Palin’s Pregnant Daughter and the VP Vetting Process
After some unsavory rumors that Sarah Palin faking a pregnancy to protect her daughter surfaced, Palin revealed yesterday that her unmarried 17-year-old daughter, Bristol, was five months pregnant but scheduled to marry the 18-year-old hockey playing father, Levi Johnston. One hesitates to delve into the story of candidates’ minor children, who are not public figures. Now, though, the focus has turned to where it should: The vetting process that yielded the unexpected selection of the relative unknown Sarah Palin as John McCain’s running mate.

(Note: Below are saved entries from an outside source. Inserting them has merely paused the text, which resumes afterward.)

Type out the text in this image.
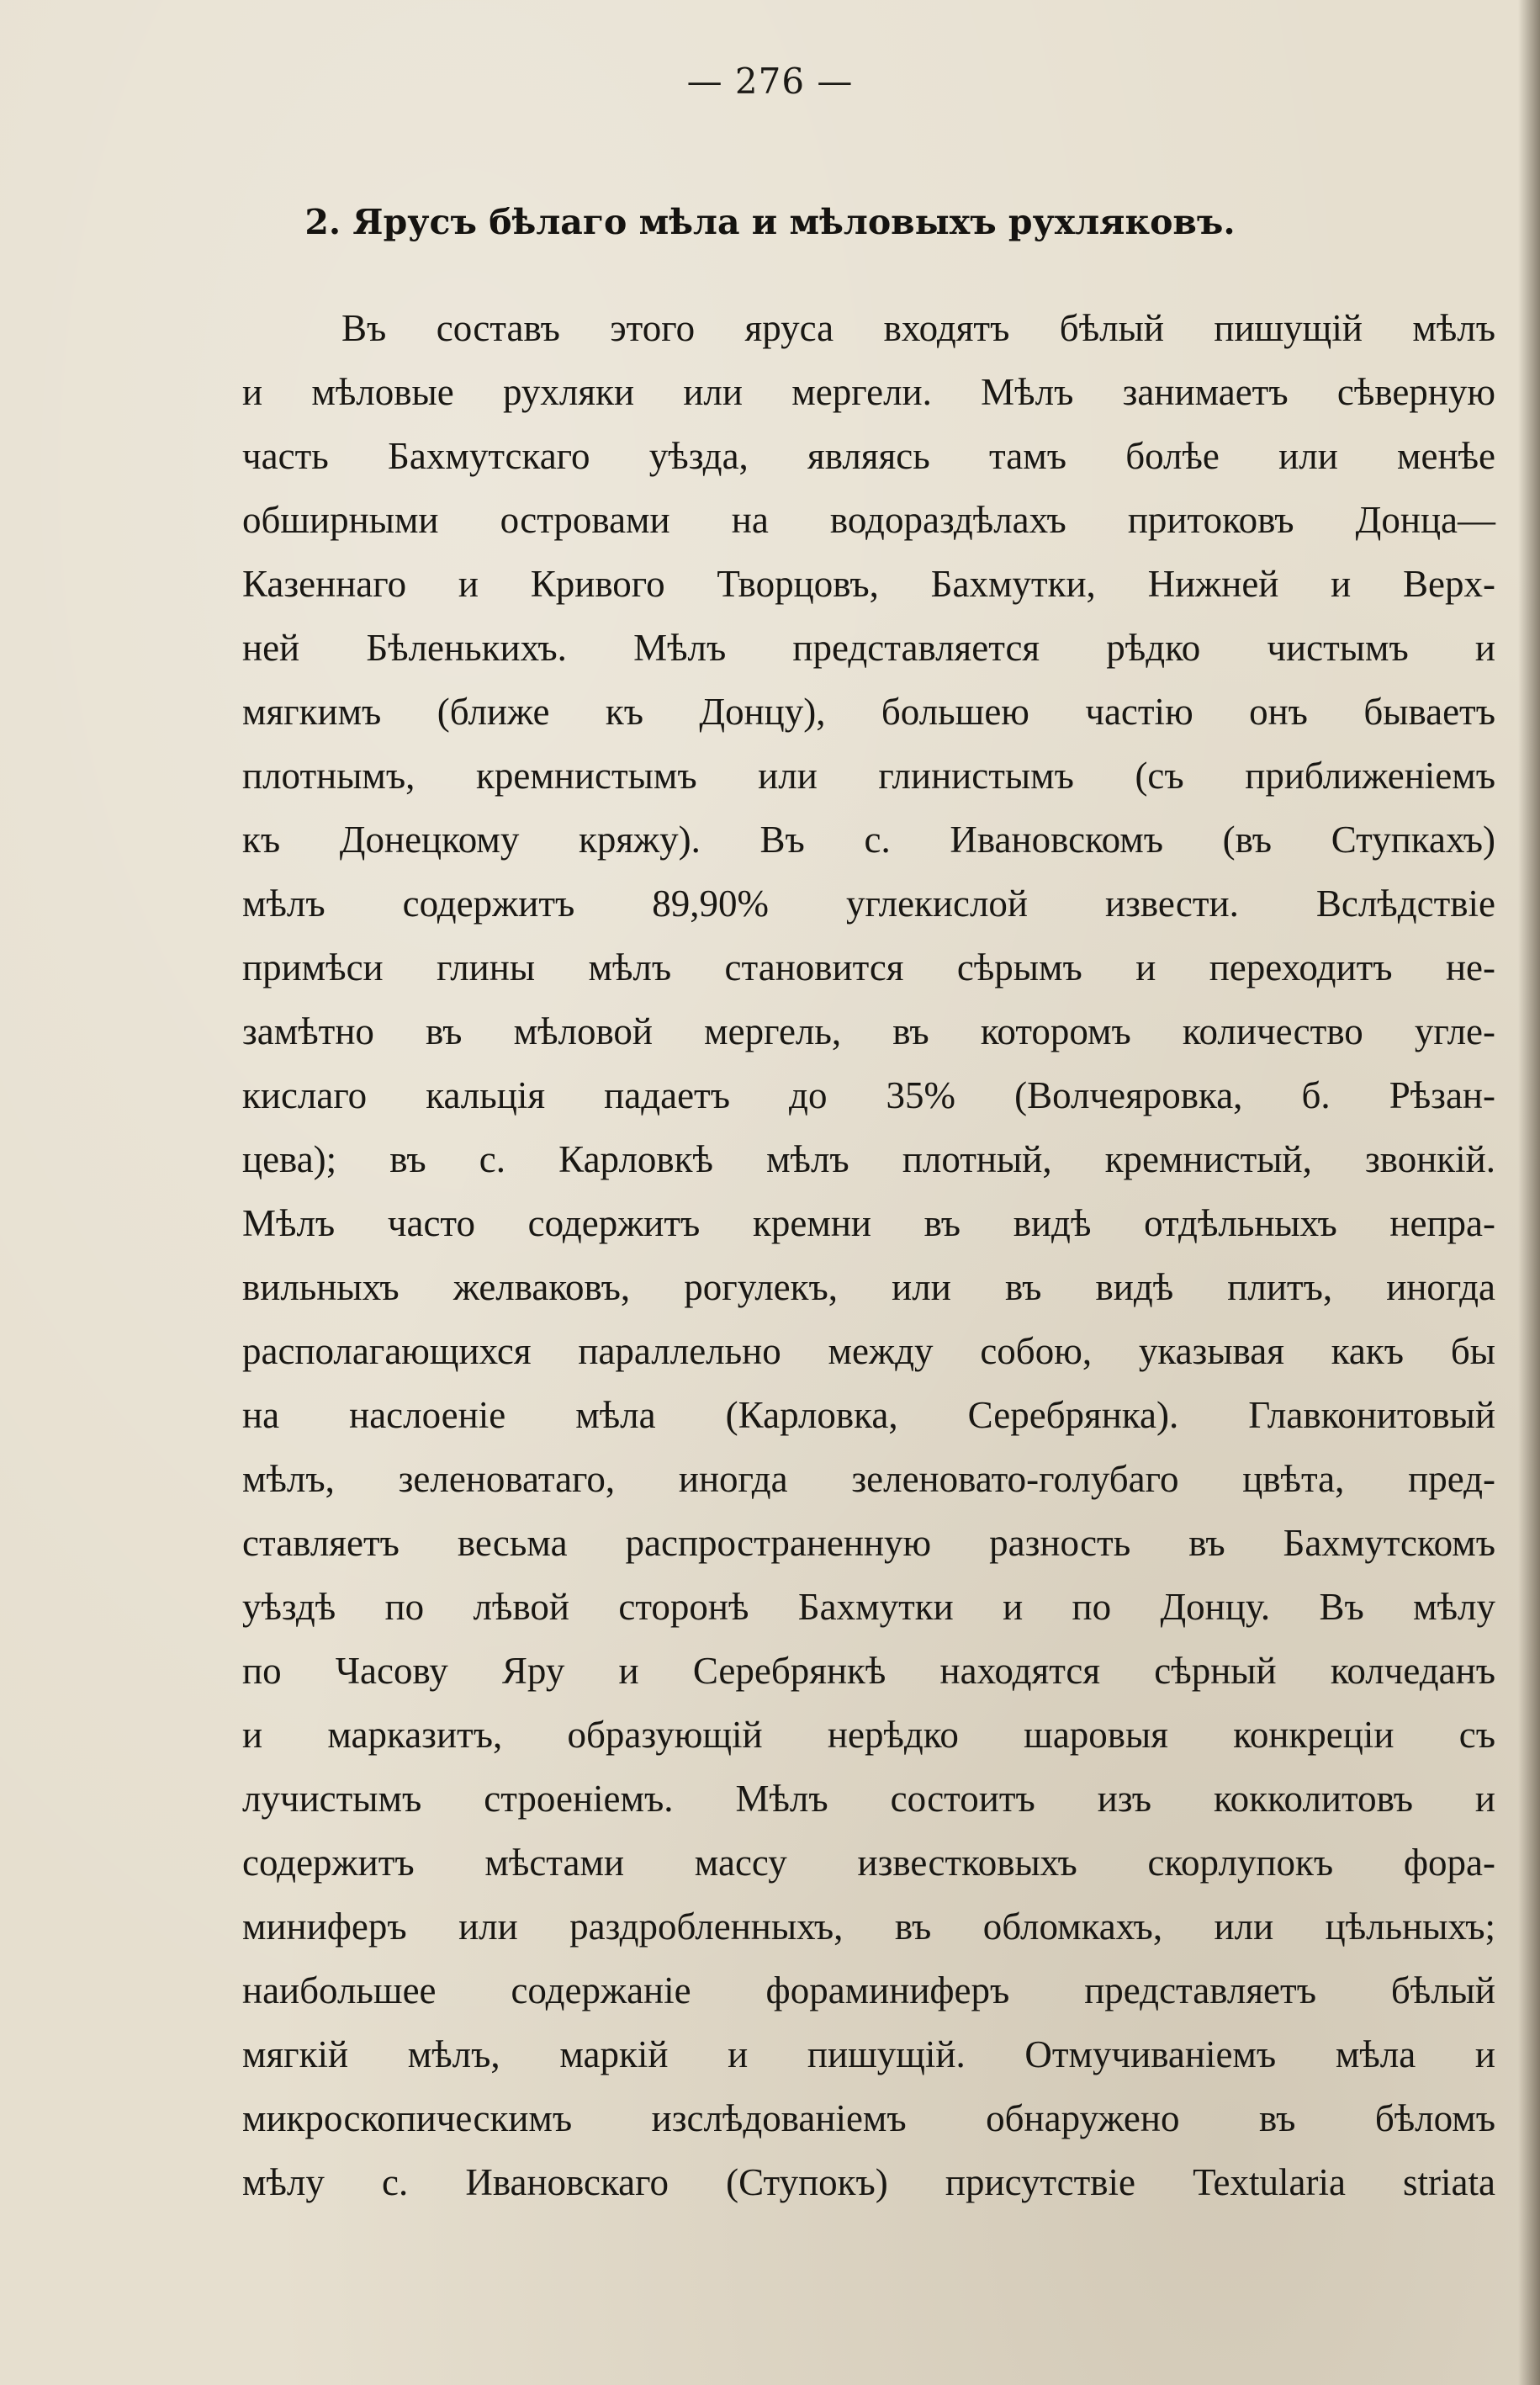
— 276 —
2. Ярусъ бѣлаго мѣла и мѣловыхъ рухляковъ.
Въ составъ этого яруса входятъ бѣлый пишущій мѣлъ
и мѣловые рухляки или мергели. Мѣлъ занимаетъ сѣверную
часть Бахмутскаго уѣзда, являясь тамъ болѣе или менѣе
обширными островами на водораздѣлахъ притоковъ Донца—
Казеннаго и Кривого Творцовъ, Бахмутки, Нижней и Верх-
ней Бѣленькихъ. Мѣлъ представляется рѣдко чистымъ и
мягкимъ (ближе къ Донцу), большею частію онъ бываетъ
плотнымъ, кремнистымъ или глинистымъ (съ приближеніемъ
къ Донецкому кряжу). Въ с. Ивановскомъ (въ Ступкахъ)
мѣлъ содержитъ 89,90% углекислой извести. Вслѣдствіе
примѣси глины мѣлъ становится сѣрымъ и переходитъ не-
замѣтно въ мѣловой мергель, въ которомъ количество угле-
кислаго кальція падаетъ до 35% (Волчеяровка, б. Рѣзан-
цева); въ с. Карловкѣ мѣлъ плотный, кремнистый, звонкій.
Мѣлъ часто содержитъ кремни въ видѣ отдѣльныхъ непра-
вильныхъ желваковъ, рогулекъ, или въ видѣ плитъ, иногда
располагающихся параллельно между собою, указывая какъ бы
на наслоеніе мѣла (Карловка, Серебрянка). Главконитовый
мѣлъ, зеленоватаго, иногда зеленовато-голубаго цвѣта, пред-
ставляетъ весьма распространенную разность въ Бахмутскомъ
уѣздѣ по лѣвой сторонѣ Бахмутки и по Донцу. Въ мѣлу
по Часову Яру и Серебрянкѣ находятся сѣрный колчеданъ
и марказитъ, образующій нерѣдко шаровыя конкреціи съ
лучистымъ строеніемъ. Мѣлъ состоитъ изъ кокколитовъ и
содержитъ мѣстами массу известковыхъ скорлупокъ фора-
миниферъ или раздробленныхъ, въ обломкахъ, или цѣльныхъ;
наибольшее содержаніе фораминиферъ представляетъ бѣлый
мягкій мѣлъ, маркій и пишущій. Отмучиваніемъ мѣла и
микроскопическимъ изслѣдованіемъ обнаружено въ бѣломъ
мѣлу с. Ивановскаго (Ступокъ) присутствіе Textularia striata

There had already been reports that McCain and his inner circle decided on Palin outside the normal process set up to ensure that there would be no surprises. This revelation — of what was apparently an open secret in Alaska would seem to vindicate that charge. ABC’s George Stephanopoulos and NBC’s Andrea Mitchell both report that a bunch of GOP lawyers are now heading to Alaska for “a deeper vet.” As Josh Marshall puts it, “Face It: They Didn’t Vet Her.”
Team McCain insists this is nonsense and that they were fully aware of the situation with Palin’s daughter. AP’s Liz Sidoti reports that,
Sarah Palin’s path to the Republican ticket started with her name on a list — and a team of some 25 people poring through public records searching for trouble spots without her knowledge. Then came the 70-question survey and a nearly three-hour interview.
Stoking the notion of a rushed examination, a timeline issued by the campaign indicated that McCain initially met Palin in February, then held one phone conversation with her last week before inviting her to Arizona, where he met with her a second time and offered her the job.
[Arthur B. Culvahouse Jr., the lawyer who conducted the review] said Palin’s review, like others, began with a team of two dozen people culling information from public sources. The team reviewed speeches, financial records, tax information, litigation, investigations, ethical charges, marriages and divorces, for a number of potential running mates.
For Palin specifically, the team studied online archives of the state’s largest newspapers, including the Anchorage Daily News, but didn’t request paper archives for Palin’s hometown newspaper for fear the secret review would become public. Among the findings: Palin had once received a citation for fishing without a license.
Culvahouse then conducted a nearly three-hour interview. He said the first thing Palin volunteered was that her daughter was pregnant, and she also quickly disclosed her husband’s two-decade-old DUI arrest. The public search also unearthed details of the Legislature’s investigation into the dismissal of Alaska’s public safety commissioner, allegedly because he would not fire Palin’s former brother-in-law as a state trooper.
It sounds like, at a minimum, Team McCain valued maximum surprise and buzz from the announcement more than thorough vetting. Similarly, they seemed determined to avoid further annoying social conservatives, given that pro-choicers Joe Lieberman and Tom Ridge were clearly McCain’s preferred running mates.
Drawing comparisons with George McGovern’s disastrous choice of Thomas Eagleton as his running mate, Jeralyn Merritt has started a pool: “What Day Will Sarah Palin Drop Out?” Given Palin’s popularity with the party’s conservative base and McCain’s own combativeness, I doubt it’ll come to that.
One wonders, though, why they chose Palin even with this story out there. ABC’s Jake Tapper asks the not unreasonable question, “What would the response be if Sen. Barack Obama, D-Illinois, and his wife Michelle had a pregnant unmarried teenage daughter?”